There are also nice people, of course, but all of them are dead by day two. Only the strong survive Comic Con. The corpses of the weak are piled into the less popular panels where men older than Jesus read from textbooks about sculpting. Any who survive such lethal boredom will hang themselves with their belts once they realize the Twin Peaks panel attendees received free promotional t-shirts in a size not of their choosing.

After squeezing through piles of sweaty couchbeef and waiting in line four hours for a panel only to realize it was actually the line to the women’s restroom, people tend to get agitated. It’s not uncommon at these sorts of gatherings to find a moderately hairy man in a Wonder Woman costume wrestling another grown man dressed as Rey from Star Wars. This is why it’s wise to keep drugs in your backpack, to enhance such things.

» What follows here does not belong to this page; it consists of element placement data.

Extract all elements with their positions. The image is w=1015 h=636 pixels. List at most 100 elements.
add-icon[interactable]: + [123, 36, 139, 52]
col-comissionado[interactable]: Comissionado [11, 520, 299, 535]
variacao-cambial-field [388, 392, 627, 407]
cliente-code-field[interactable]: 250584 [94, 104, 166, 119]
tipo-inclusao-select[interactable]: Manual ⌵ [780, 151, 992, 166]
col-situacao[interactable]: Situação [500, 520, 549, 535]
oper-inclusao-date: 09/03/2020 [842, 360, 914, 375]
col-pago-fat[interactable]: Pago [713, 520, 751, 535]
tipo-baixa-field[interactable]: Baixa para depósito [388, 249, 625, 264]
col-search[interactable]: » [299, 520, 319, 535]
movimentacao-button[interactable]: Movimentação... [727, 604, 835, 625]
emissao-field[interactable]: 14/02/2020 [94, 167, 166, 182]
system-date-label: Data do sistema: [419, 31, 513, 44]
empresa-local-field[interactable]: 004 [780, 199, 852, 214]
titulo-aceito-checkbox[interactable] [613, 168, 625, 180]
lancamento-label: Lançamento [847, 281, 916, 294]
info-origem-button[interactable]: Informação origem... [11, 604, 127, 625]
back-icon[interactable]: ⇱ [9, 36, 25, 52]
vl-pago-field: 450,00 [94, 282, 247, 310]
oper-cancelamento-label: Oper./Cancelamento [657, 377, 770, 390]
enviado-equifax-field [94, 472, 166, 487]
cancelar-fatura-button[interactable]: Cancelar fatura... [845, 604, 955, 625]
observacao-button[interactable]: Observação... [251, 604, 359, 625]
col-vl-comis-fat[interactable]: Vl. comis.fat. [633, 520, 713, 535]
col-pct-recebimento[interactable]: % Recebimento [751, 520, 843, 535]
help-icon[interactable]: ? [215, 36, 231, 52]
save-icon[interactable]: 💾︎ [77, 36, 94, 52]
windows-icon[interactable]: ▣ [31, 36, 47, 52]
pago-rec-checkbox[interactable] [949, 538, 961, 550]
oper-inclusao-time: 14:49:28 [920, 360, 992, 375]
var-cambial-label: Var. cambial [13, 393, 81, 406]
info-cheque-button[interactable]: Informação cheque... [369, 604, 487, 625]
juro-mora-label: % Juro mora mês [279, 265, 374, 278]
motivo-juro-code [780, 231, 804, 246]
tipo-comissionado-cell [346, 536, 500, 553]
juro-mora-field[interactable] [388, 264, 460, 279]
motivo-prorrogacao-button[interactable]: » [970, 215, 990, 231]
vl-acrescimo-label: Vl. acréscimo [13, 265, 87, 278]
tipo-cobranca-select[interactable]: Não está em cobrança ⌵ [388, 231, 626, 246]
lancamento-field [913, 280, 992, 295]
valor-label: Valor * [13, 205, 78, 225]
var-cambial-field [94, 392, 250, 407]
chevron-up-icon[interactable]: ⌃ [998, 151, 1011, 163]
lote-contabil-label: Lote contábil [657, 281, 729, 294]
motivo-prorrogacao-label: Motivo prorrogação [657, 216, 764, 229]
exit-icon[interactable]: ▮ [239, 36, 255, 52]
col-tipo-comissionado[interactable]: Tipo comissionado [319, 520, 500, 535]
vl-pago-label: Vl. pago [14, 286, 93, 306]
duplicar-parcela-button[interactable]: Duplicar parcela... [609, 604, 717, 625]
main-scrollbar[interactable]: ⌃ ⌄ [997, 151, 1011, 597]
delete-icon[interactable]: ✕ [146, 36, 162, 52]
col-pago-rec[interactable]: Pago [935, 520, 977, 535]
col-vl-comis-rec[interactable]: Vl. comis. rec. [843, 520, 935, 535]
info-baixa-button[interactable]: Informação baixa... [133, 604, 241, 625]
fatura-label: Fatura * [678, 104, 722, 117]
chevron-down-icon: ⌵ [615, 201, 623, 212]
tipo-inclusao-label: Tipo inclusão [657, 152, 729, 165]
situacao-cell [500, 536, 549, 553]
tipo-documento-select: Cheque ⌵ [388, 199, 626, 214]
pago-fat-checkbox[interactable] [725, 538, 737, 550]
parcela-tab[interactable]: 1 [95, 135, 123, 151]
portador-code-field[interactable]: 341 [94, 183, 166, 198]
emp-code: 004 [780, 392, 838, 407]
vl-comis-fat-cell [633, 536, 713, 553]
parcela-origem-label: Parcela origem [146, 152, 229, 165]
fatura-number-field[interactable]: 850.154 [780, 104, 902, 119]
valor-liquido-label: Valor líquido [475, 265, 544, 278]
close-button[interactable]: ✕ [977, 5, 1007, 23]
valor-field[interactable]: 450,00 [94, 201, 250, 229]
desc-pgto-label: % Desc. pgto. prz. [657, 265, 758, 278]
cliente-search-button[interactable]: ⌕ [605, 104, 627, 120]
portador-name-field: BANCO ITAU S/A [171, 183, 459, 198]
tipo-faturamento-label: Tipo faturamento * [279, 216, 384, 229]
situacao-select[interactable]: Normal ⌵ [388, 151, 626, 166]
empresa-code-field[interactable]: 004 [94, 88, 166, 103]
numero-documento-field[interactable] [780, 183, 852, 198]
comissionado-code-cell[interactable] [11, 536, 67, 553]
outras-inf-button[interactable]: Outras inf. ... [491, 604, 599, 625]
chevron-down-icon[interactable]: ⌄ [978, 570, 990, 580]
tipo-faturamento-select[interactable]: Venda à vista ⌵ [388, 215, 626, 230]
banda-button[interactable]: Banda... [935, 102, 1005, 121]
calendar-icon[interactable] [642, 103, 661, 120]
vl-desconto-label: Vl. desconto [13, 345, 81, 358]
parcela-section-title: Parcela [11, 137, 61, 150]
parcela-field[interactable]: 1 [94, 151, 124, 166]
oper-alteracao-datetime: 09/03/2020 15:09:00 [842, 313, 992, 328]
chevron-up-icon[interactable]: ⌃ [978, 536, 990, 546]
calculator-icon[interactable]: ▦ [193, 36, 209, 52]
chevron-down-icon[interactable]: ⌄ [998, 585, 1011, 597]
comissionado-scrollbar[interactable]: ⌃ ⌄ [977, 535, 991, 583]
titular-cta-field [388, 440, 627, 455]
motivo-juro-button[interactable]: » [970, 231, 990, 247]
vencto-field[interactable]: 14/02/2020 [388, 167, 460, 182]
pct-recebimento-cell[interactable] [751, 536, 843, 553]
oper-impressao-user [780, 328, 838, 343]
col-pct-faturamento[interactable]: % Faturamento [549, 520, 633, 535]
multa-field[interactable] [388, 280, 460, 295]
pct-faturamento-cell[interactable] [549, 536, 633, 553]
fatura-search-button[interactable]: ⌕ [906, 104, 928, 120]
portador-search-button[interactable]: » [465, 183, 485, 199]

Don’t take too many drugs, though. High strung and paranoid is not a good mindset when attending a convention that specializes in sensory overload. There are points during the convention where one can’t even remember what it was like to not have multiple sweaty people pressed tightly against their body at all times. If attendees weren’t allowed to purchase microwaved hot dogs for $14, or an even $40 if they add a fountain drink, they’d all starve to death from stupidity.

Quality food and other resources at Comic Con are scarce. Only one legitimate supermarket exists in downtown San Diego, and they’re ransacked by day three as if a mob of anarchists tore through the aisles, destroying anything they couldn’t carry. This is not something you can get angry about. It’s simply good strategy. Take away your competitor’s food source and they won’t have the strength to get in line before you at tomorrow’s panels.

Most attractions at Comic Con are within walking distance except for your hotel, which is likely somewhere in Mexico or Arizona. They’re the only states that still have affordable rooms. Younger people tend to stay closer to the convention center. Their $400 per night rooms are like refugee camps, with eight people crammed into each one, utilizing every possible inch of bed, floor and shower space. Using the restroom during the night is strictly forbidden, to keep people from getting stepped/micturated upon.

If a ninth person comes along looking to crash, they’ll have to cozy up on one of the couches in the hotel lobby. The cleaning crew at the Hilton sweeps the drunks out of the common areas each morning, but one only needs to crawl over to the bar for a bloody mary before returning to their sleeping spot once the morning staff takes over. It’s identical to moving your car to avoid the street sweeper, which is why most young people take to it so naturally.

After five days of waiting in lines to see exclusive trailers that the general public will see a week later for free, fandom starts to dwindle. Sleeping in their own bed becomes a weird thing attendees would like to try. Eating at a restaurant that has more than four entrees listed and doesn’t charge $40 for each seems like a bold idea. It any attendees are still in San Diego by 1pm Sunday, it’s only because they’re dead.

Staggering into the Amtrak station half-crazed on no sleep, with an intense desire to never see another human being again, attendees will of course be forced to ride a train so packed full of human beings that they’ll have to get rip roaring drunk to endure it. It’s a fine euphemism for life.